Lucifer, in his guise as a serpent, temped Eve in to eating from the tree of knowledge. What is knowledge but acquired truth? Thus, humanity was granted the ability to discern good from evil—freedom from ignorance.

Lucifer inspires me to live life to its fullest, without fear of what may or may not occur after death. He taught me to love, rather than hate.

Lucifer literally means ‘light bearer’.

But our gods cannot be one and the same—on this we can agree.

They pray to their god on their knees, willing to serve. I pray to mine on my feet, as an equal. Their god is said to be perfect and almighty, my god is flawed and almost human, susceptible to temptation and ‘sin’. Their god is above the standards he creates, because he is God. My god preaches what he lives. Their god brings them into this world with guilt, as a sinner (‘original sin’)—my god accepts me as who I am with all my flaws and imperfections, with the potential for greatness. Their god demands that everyone love him—mine demands that I love myself and the life around me.

Paganism Vs.Luciferianism

I find myself flopping back and forth between the terms ‘Pagan’ and ‘Luciferian’.  While Lucifer is my main patron, he isn’t the only deity i’ve worked with.

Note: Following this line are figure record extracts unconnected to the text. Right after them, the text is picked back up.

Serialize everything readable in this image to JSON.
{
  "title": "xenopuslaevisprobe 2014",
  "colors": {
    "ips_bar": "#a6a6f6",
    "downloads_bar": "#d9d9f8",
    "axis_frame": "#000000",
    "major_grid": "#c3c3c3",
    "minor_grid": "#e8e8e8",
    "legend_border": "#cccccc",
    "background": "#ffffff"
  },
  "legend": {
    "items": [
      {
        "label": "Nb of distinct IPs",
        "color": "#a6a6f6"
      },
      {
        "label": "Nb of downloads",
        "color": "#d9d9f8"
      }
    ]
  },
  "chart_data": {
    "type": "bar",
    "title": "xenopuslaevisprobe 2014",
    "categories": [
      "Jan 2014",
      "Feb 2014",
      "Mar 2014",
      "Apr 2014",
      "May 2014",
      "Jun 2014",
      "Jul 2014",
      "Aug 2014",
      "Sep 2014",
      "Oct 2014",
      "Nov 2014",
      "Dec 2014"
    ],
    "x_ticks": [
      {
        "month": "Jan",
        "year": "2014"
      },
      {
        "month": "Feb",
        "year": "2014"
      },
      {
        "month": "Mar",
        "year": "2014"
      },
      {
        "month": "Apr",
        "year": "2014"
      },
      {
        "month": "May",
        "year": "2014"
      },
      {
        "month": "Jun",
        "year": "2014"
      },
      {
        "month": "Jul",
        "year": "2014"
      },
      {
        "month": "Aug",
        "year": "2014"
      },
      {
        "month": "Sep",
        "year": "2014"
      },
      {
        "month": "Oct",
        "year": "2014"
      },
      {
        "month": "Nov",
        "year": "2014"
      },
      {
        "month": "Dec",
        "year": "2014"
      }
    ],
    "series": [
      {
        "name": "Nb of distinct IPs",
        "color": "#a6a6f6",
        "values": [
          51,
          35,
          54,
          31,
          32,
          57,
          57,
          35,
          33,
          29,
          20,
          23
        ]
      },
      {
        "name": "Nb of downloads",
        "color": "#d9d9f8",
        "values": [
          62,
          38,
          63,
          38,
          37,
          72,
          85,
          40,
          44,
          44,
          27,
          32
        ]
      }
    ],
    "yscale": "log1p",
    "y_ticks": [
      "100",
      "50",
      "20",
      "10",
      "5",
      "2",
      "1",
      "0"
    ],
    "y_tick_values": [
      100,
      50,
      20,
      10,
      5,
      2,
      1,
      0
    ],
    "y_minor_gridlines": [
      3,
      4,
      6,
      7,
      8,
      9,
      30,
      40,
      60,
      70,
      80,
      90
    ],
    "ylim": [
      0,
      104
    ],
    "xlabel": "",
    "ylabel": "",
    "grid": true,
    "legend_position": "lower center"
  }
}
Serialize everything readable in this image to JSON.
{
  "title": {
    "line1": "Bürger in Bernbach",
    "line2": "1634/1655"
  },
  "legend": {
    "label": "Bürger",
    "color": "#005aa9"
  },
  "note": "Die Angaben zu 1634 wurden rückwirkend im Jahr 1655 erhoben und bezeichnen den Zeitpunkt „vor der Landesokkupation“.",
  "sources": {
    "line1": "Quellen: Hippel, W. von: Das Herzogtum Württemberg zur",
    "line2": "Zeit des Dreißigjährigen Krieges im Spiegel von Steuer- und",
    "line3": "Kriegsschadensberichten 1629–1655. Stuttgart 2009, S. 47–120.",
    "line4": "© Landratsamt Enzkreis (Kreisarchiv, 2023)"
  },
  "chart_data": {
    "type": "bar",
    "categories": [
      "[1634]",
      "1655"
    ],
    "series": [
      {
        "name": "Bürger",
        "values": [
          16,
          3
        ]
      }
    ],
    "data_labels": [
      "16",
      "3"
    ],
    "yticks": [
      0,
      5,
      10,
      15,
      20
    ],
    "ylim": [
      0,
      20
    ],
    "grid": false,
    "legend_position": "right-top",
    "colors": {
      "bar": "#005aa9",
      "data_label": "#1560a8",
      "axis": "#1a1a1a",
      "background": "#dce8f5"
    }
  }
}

There are two goddesses in particular who I honor, although they are more of patrons by association, rather than personal patrons such as Lucifer.

Not only does the term ‘Luciferian’ disregard my workings with other deities, I feel as though it also requires me to specify that I am a theistic Luciferian—which then leads to the connection to the biblical Lucifer, and monotheism. Its much easier to say that I’m pagan, and that my patron is Lucifer (or rather Prometheus)

While I’m partially out of the broom closet as a pagan, I can’t see myself as outing myself as a Luciferian. The stigma attached to that term is far more negative and far-reaching than ‘pagan’, because even non-christians think of the biblical devil when the name Lucifer is mentioned. In pagan communities, however, I find myself almost equally as ostracized. In their attempts to make paganism more acceptable to the public or innocent, many make statements such as ‘pagans don’t believe in or worship the devil/satan/lucifer’, trying to separate the public’s concepts of satanism and paganism. While this does bother me, it isn’t the main cause of my discontent—I can understand that they’re trying to educate the ignorant that they’re not what the media makes them appear to be, and in the process generalizing all pagans—it bothers me that so many seem to see my belief and devotion to Lucifer as a personal attack on themselves and their religion. Maybe they think I’ll reaffirm the very beliefs they’re trying to correct, or they too automatically jump to the conclusion that i’m a ‘devil worshipper’ posing as a pagan.

Thus, my hesitation with mentioning Lucifer as my patron, and instead referring to him as Prometheus.